Questions Going Forward…
For years, members of this industry have been convinced that making health claims about indoor tanning services is “the answer” to their problems with negative image. Some who’ve fought this battle have have earned the right to say that moderate tanning stimulates vitamin D production in the body, but at what price? Not only were these battles extremely costly to the tanning organizations and salon owners who’ve fought them, they also come with an even heavier price – the disclaimers that also must be included when making these claims.
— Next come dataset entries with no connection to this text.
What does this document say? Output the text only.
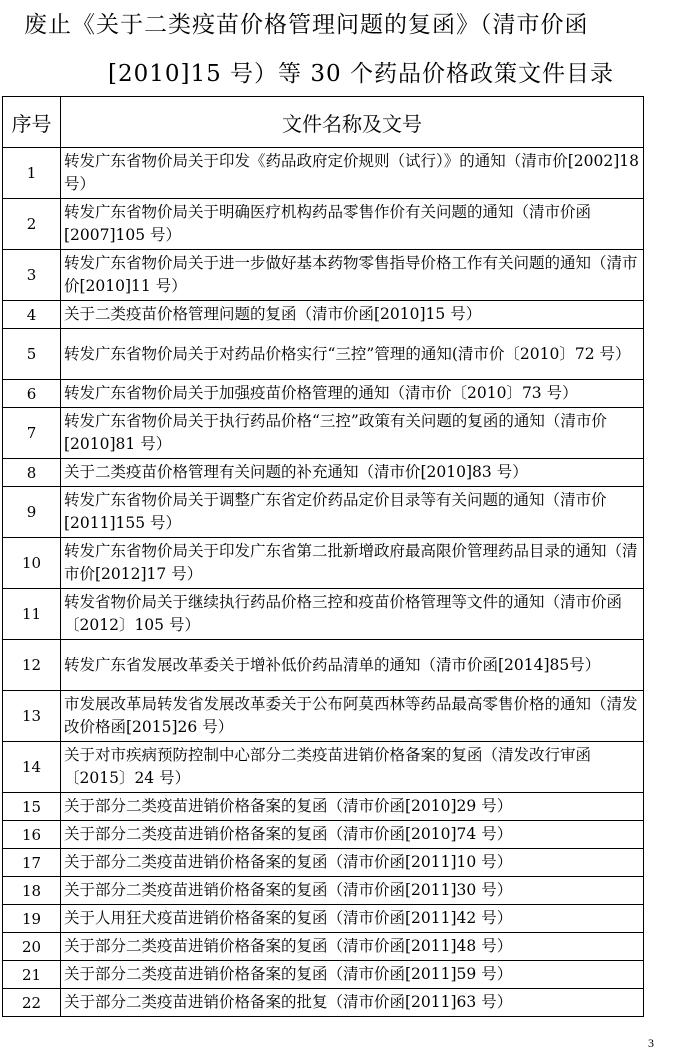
废止《关于二类疫苗价格管理问题的复函》（清市价函
[2010]15 号）等 30 个药品价格政策文件目录
序号	文件名称及文号
1	转发广东省物价局关于印发《药品政府定价规则（试行）》的通知（清市价[2002]18 号）
2	转发广东省物价局关于明确医疗机构药品零售作价有关问题的通知（清市价函[2007]105 号）
3	转发广东省物价局关于进一步做好基本药物零售指导价格工作有关问题的通知（清市价[2010]11 号）
4	关于二类疫苗价格管理问题的复函（清市价函[2010]15 号）
5	转发广东省物价局关于对药品价格实行“三控”管理的通知(清市价〔2010〕72 号）
6	转发广东省物价局关于加强疫苗价格管理的通知（清市价〔2010〕73 号）
7	转发广东省物价局关于执行药品价格“三控”政策有关问题的复函的通知（清市价[2010]81 号）
8	关于二类疫苗价格管理有关问题的补充通知（清市价[2010]83 号）
9	转发广东省物价局关于调整广东省定价药品定价目录等有关问题的通知（清市价[2011]155 号）
10	转发广东省物价局关于印发广东省第二批新增政府最高限价管理药品目录的通知（清市价[2012]17 号）
11	转发省物价局关于继续执行药品价格三控和疫苗价格管理等文件的通知（清市价函〔2012〕105 号）
12	转发广东省发展改革委关于增补低价药品清单的通知（清市价函[2014]85号）
13	市发展改革局转发省发展改革委关于公布阿莫西林等药品最高零售价格的通知（清发改价格函[2015]26 号）
14	关于对市疾病预防控制中心部分二类疫苗进销价格备案的复函（清发改行审函〔2015〕24 号）
15	关于部分二类疫苗进销价格备案的复函（清市价函[2010]29 号）
16	关于部分二类疫苗进销价格备案的复函（清市价函[2010]74 号）
17	关于部分二类疫苗进销价格备案的复函（清市价函[2011]10 号）
18	关于部分二类疫苗进销价格备案的复函（清市价函[2011]30 号）
19	关于人用狂犬疫苗进销价格备案的复函（清市价函[2011]42 号）
20	关于部分二类疫苗进销价格备案的复函（清市价函[2011]48 号）
21	关于部分二类疫苗进销价格备案的复函（清市价函[2011]59 号）
22	关于部分二类疫苗进销价格备案的批复（清市价函[2011]63 号）
3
No wonder some industry leaders believe it’s better not to mention vitamin D production at all! Even so, there are still hundreds of tanning salon owners who continue to “roll the dice” by making various health claims about their services in hopes of retaining customers … and not getting caught. This begs the question, is it worth it? In light of the Health Claims Timeline provided here, can anyone explain how making health claims has propelled this industry forward? Closer to home, how many of your tanners really come to your salon for their “daily dose of vitamin D?” Has making health claims really added to your salon’s bottom line? These are the questions that must be asked – and answered – if this industry ever hopes to improve it’s image and continue to grow.